Transfer CLIP for Generalizable Image Denoising

Jun Cheng,Dong Liang,Shan Tan
2024-03-22
Abstract:Image denoising is a fundamental task in computer vision. While prevailing deep learning-based supervised and self-supervised methods have excelled in eliminating in-distribution noise, their susceptibility to out-of-distribution (OOD) noise remains a significant challenge. The recent emergence of contrastive language-image pre-training (CLIP) model has showcased exceptional capabilities in open-world image recognition and segmentation. Yet, the potential for leveraging CLIP to enhance the robustness of low-level tasks remains largely unexplored. This paper uncovers that certain dense features extracted from the frozen ResNet image encoder of CLIP exhibit distortion-invariant and content-related properties, which are highly desirable for generalizable denoising. Leveraging these properties, we devise an asymmetrical encoder-decoder denoising network, which incorporates dense features including the noisy image and its multi-scale features from the frozen ResNet encoder of CLIP into a learnable image decoder to achieve generalizable denoising. The progressive feature augmentation strategy is further proposed to mitigate feature overfitting and improve the robustness of the learnable decoder.

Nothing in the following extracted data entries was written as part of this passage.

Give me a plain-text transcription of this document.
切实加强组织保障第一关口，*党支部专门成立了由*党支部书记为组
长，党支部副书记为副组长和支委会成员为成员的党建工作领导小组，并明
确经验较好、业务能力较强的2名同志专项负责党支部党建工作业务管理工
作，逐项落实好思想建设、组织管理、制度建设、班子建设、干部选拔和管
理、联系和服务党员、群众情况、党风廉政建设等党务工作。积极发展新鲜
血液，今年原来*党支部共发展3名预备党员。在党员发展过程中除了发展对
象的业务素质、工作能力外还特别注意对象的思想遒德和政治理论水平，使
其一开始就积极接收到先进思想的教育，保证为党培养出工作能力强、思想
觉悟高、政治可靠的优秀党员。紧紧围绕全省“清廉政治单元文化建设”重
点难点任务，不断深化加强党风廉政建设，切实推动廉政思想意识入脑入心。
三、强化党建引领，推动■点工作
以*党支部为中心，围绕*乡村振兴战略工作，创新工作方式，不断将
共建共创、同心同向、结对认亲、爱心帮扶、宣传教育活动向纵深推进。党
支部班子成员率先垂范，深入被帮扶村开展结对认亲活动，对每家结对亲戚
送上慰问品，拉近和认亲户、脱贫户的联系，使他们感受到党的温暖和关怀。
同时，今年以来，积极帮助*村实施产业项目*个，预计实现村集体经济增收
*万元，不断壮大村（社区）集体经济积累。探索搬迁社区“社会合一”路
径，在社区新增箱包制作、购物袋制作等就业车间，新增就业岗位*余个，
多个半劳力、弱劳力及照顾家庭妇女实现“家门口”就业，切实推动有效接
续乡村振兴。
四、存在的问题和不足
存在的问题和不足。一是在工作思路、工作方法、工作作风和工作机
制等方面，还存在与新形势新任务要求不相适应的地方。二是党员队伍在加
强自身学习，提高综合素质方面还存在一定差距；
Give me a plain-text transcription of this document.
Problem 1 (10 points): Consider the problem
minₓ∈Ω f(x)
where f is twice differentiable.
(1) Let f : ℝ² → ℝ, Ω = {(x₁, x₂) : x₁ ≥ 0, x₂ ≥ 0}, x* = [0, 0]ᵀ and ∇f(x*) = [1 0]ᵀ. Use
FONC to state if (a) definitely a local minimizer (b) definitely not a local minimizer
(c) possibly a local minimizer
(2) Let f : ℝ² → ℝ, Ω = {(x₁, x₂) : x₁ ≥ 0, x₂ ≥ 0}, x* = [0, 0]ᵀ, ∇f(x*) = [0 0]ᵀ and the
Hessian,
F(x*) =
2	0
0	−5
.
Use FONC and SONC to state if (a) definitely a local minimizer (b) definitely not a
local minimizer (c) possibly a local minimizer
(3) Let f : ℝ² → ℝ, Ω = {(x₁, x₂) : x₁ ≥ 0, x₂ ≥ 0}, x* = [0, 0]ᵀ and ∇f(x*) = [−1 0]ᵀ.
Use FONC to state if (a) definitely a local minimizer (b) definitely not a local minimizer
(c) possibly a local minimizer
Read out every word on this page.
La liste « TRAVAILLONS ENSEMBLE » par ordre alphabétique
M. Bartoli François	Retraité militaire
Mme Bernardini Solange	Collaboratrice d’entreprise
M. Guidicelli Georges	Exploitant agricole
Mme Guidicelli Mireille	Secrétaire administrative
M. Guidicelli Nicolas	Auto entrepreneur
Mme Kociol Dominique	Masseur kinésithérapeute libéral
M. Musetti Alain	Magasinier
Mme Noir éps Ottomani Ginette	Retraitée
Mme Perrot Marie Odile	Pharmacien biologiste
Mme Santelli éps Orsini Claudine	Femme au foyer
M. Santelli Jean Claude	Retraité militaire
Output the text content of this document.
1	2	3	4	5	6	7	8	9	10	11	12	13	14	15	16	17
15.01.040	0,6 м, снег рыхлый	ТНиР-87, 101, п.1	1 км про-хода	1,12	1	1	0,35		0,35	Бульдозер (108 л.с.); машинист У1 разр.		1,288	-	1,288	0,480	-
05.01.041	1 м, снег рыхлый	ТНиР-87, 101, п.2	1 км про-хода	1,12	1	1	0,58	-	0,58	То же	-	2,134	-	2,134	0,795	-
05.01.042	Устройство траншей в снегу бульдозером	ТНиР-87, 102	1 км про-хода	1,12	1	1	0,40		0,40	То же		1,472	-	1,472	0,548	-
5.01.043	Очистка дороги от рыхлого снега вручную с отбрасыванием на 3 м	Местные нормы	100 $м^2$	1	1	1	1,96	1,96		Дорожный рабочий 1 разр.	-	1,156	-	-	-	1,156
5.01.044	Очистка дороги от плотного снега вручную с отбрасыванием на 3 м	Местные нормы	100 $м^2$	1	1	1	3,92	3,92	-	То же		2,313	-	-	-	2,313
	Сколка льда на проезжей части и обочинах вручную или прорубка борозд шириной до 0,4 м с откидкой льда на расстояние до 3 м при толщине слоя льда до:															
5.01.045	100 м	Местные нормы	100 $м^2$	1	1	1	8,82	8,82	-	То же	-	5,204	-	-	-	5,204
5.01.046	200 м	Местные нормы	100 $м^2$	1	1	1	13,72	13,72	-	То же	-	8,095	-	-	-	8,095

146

Extensive experiments and comparisons conducted across diverse OOD noises, including synthetic noise, real-world sRGB noise, and low-dose CT image noise, demonstrate the superior generalization ability of our method.
Computer Vision and Pattern Recognition,Image and Video Processing
What problem does this paper attempt to address?
This paper discusses the possibility of using CLIP (Contrastive Language-Image Pre-training) for general image denoising. Current deep learning denoising methods perform poorly when dealing with out-of-distribution noise, i.e., noise that is not present in the training set. The research found that the frozen ResNet encoder of CLIP has robust and content-related dense features at specific scales, making them suitable for general denoising. The paper proposes an asymmetric encoder-decoder network structure that combines the frozen ResNet encoder of CLIP with a learnable image decoder to achieve generalized denoising for different types of noise. Moreover, a step-wise feature enhancement strategy is proposed to mitigate potential feature overfitting during the training process. Experimental results demonstrate that this method exhibits superior generalization capabilities on various out-of-distribution noise.